The group has issued an open letter to governments calling for a boycott of the Olympics “to ensure they are not used to embolden the Chinese government’s appalling rights abuses and crackdowns on dissent.”

Rights groups have previously asked the IOC to move the games from China. Olympic leaders have largely ignored the demands and say it's only a sporting body that does not get involved with politics.

The groups said because of the IOC's inaction “it now falls on governments to take a stand and demonstrate that they have the political will to push back against China’s reprehensible human rights abuses." Pro-Tibet activists held up their flags Wednesday outside the International Olympic Committee headquarters in Lausanne, Switzerland.

Beijing hosted the 2008 Olympics, which it promised would improve human rights in the country. Instead, the groups say the prestige of the Olympics has led to “a gross increase on the assault on communities living under its rule.”

The situation of the Uighurs in northwestern China has received most of the attention. Last week, U.S. Secretary of State Antony Blinken reiterated on his first day in office that he believed genocide was being committed against Xinjiang’s ethnic minorities.

China has brushed off the criticisms as interference in its internal affairs and politicization of sports. It has reacted strongly to charges of genocide. One Chinese official called it the “lie of the century.”

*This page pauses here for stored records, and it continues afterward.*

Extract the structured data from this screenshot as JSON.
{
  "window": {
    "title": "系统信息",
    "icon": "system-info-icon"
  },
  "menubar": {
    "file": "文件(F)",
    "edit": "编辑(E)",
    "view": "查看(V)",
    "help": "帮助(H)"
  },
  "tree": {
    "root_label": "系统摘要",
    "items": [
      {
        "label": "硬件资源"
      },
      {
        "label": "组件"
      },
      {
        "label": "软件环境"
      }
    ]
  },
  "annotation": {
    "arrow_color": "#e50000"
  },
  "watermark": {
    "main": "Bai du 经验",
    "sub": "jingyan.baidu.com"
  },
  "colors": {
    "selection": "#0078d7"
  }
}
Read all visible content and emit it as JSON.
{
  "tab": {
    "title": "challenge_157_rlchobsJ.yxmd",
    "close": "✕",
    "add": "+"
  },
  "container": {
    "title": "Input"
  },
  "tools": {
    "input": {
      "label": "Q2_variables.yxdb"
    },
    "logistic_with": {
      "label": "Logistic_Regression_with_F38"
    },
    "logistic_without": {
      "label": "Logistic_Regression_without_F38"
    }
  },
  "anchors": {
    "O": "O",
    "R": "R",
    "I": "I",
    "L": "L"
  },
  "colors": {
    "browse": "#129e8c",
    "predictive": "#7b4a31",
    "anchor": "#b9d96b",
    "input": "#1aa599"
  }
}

Since 2016, China has swept a million or more Uighurs and other predominantly Muslim minorities into prisons and indoctrination camps that the state calls training centers, according to estimates by researchers and rights groups.

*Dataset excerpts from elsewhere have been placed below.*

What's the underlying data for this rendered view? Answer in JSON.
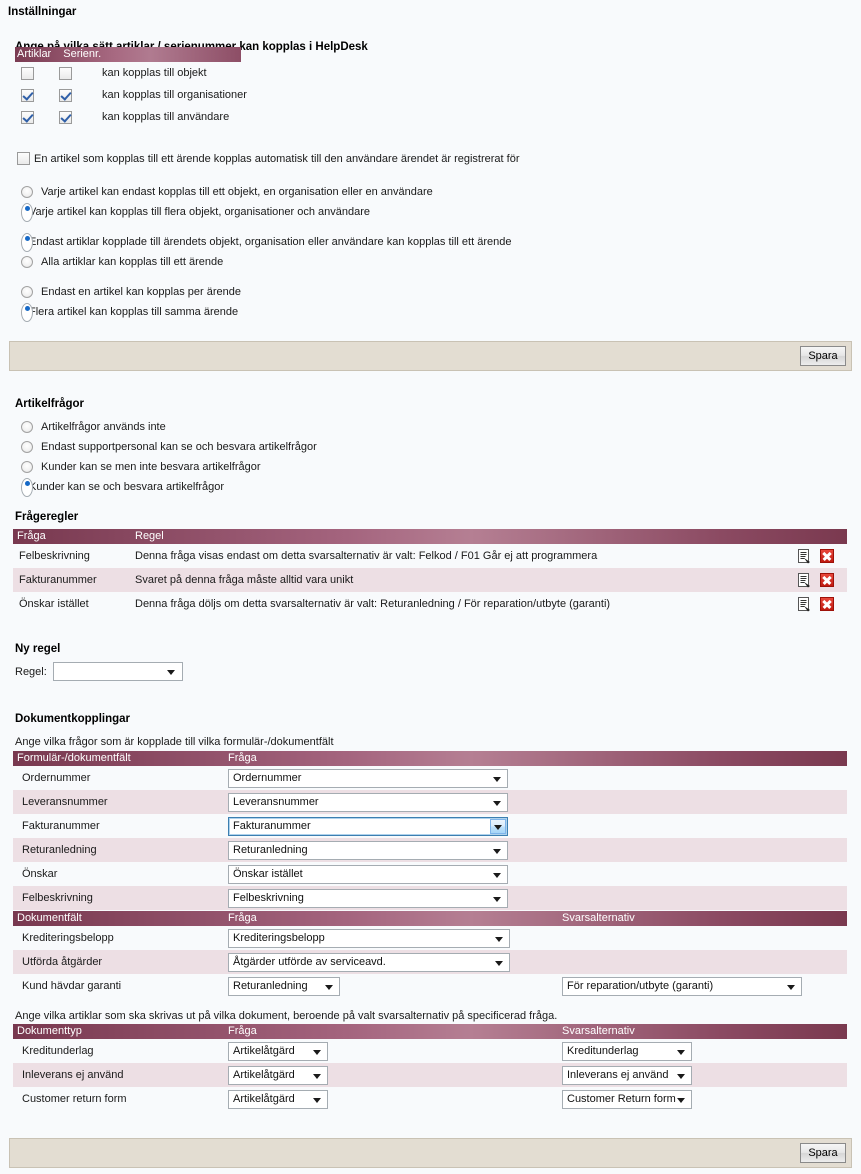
{
  "app": {
    "title": "Inställningar"
  },
  "linking": {
    "heading": "Ange på vilka sätt artiklar / serienummer kan kopplas i HelpDesk",
    "col_articles": "Artiklar",
    "col_serial": "Serienr.",
    "rows": [
      {
        "label": "kan kopplas till objekt",
        "articles": false,
        "serial": false
      },
      {
        "label": "kan kopplas till organisationer",
        "articles": true,
        "serial": true
      },
      {
        "label": "kan kopplas till användare",
        "articles": true,
        "serial": true
      }
    ],
    "auto_link_checkbox": {
      "label": "En artikel som kopplas till ett ärende kopplas automatisk till den användare ärendet är registrerat för",
      "checked": false
    },
    "group_scope": [
      {
        "label": "Varje artikel kan endast kopplas till ett objekt, en organisation eller en användare",
        "selected": false
      },
      {
        "label": "Varje artikel kan kopplas till flera objekt, organisationer och användare",
        "selected": true
      }
    ],
    "group_availability": [
      {
        "label": "Endast artiklar kopplade till ärendets objekt, organisation eller användare kan kopplas till ett ärende",
        "selected": true
      },
      {
        "label": "Alla artiklar kan kopplas till ett ärende",
        "selected": false
      }
    ],
    "group_count": [
      {
        "label": "Endast en artikel kan kopplas per ärende",
        "selected": false
      },
      {
        "label": "Flera artikel kan kopplas till samma ärende",
        "selected": true
      }
    ]
  },
  "save_top": {
    "label": "Spara"
  },
  "save_bottom": {
    "label": "Spara"
  },
  "article_questions": {
    "heading": "Artikelfrågor",
    "options": [
      {
        "label": "Artikelfrågor används inte",
        "selected": false
      },
      {
        "label": "Endast supportpersonal kan se och besvara artikelfrågor",
        "selected": false
      },
      {
        "label": "Kunder kan se men inte besvara artikelfrågor",
        "selected": false
      },
      {
        "label": "Kunder kan se och besvara artikelfrågor",
        "selected": true
      }
    ]
  },
  "question_rules": {
    "heading": "Frågeregler",
    "columns": {
      "question": "Fråga",
      "rule": "Regel"
    },
    "rows": [
      {
        "question": "Felbeskrivning",
        "rule": "Denna fråga visas endast om detta svarsalternativ är valt: Felkod / F01 Går ej att programmera"
      },
      {
        "question": "Fakturanummer",
        "rule": "Svaret på denna fråga måste alltid vara unikt"
      },
      {
        "question": "Önskar istället",
        "rule": "Denna fråga döljs om detta svarsalternativ är valt: Returanledning / För reparation/utbyte (garanti)"
      }
    ]
  },
  "new_rule": {
    "heading": "Ny regel",
    "label": "Regel:",
    "value": ""
  },
  "document_links": {
    "heading": "Dokumentkopplingar",
    "intro": "Ange vilka frågor som är kopplade till vilka formulär-/dokumentfält",
    "columns": {
      "field": "Formulär-/dokumentfält",
      "question": "Fråga"
    },
    "rows": [
      {
        "field": "Ordernummer",
        "question": "Ordernummer",
        "focused": false
      },
      {
        "field": "Leveransnummer",
        "question": "Leveransnummer",
        "focused": false
      },
      {
        "field": "Fakturanummer",
        "question": "Fakturanummer",
        "focused": true
      },
      {
        "field": "Returanledning",
        "question": "Returanledning",
        "focused": false
      },
      {
        "field": "Önskar",
        "question": "Önskar istället",
        "focused": false
      },
      {
        "field": "Felbeskrivning",
        "question": "Felbeskrivning",
        "focused": false
      }
    ]
  },
  "document_fields": {
    "columns": {
      "field": "Dokumentfält",
      "question": "Fråga",
      "answer": "Svarsalternativ"
    },
    "rows": [
      {
        "field": "Krediteringsbelopp",
        "question": "Krediteringsbelopp",
        "answer": ""
      },
      {
        "field": "Utförda åtgärder",
        "question": "Åtgärder utförde av serviceavd.",
        "answer": ""
      },
      {
        "field": "Kund hävdar garanti",
        "question": "Returanledning",
        "answer": "För reparation/utbyte (garanti)"
      }
    ]
  },
  "document_types": {
    "intro": "Ange vilka artiklar som ska skrivas ut på vilka dokument, beroende på valt svarsalternativ på specificerad fråga.",
    "columns": {
      "type": "Dokumenttyp",
      "question": "Fråga",
      "answer": "Svarsalternativ"
    },
    "rows": [
      {
        "type": "Kreditunderlag",
        "question": "Artikelåtgärd",
        "answer": "Kreditunderlag"
      },
      {
        "type": "Inleverans ej använd",
        "question": "Artikelåtgärd",
        "answer": "Inleverans ej använd"
      },
      {
        "type": "Customer return form",
        "question": "Artikelåtgärd",
        "answer": "Customer Return form"
      }
    ]
  }
}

People have been subjected to torture, sterilization and political indoctrination in addition to forced labor as part of an assimilation campaign, according to former residents and detainees, as well as experts and leaked government documents.

China at first denied the existence of the internment areas. It later acknowledged them, but denied any abuses and says the steps it has taken are necessary to combat terrorism and a separatist movement.

“The IOC refused to listen in 2008, defending its decision with claims that they would prove to be a catalyst for improved human rights,” the letter says. “As human rights experts predicted, this decision proved to be hugely misplaced; not only did China’s human rights record not improve but violations increased substantially without rebuke.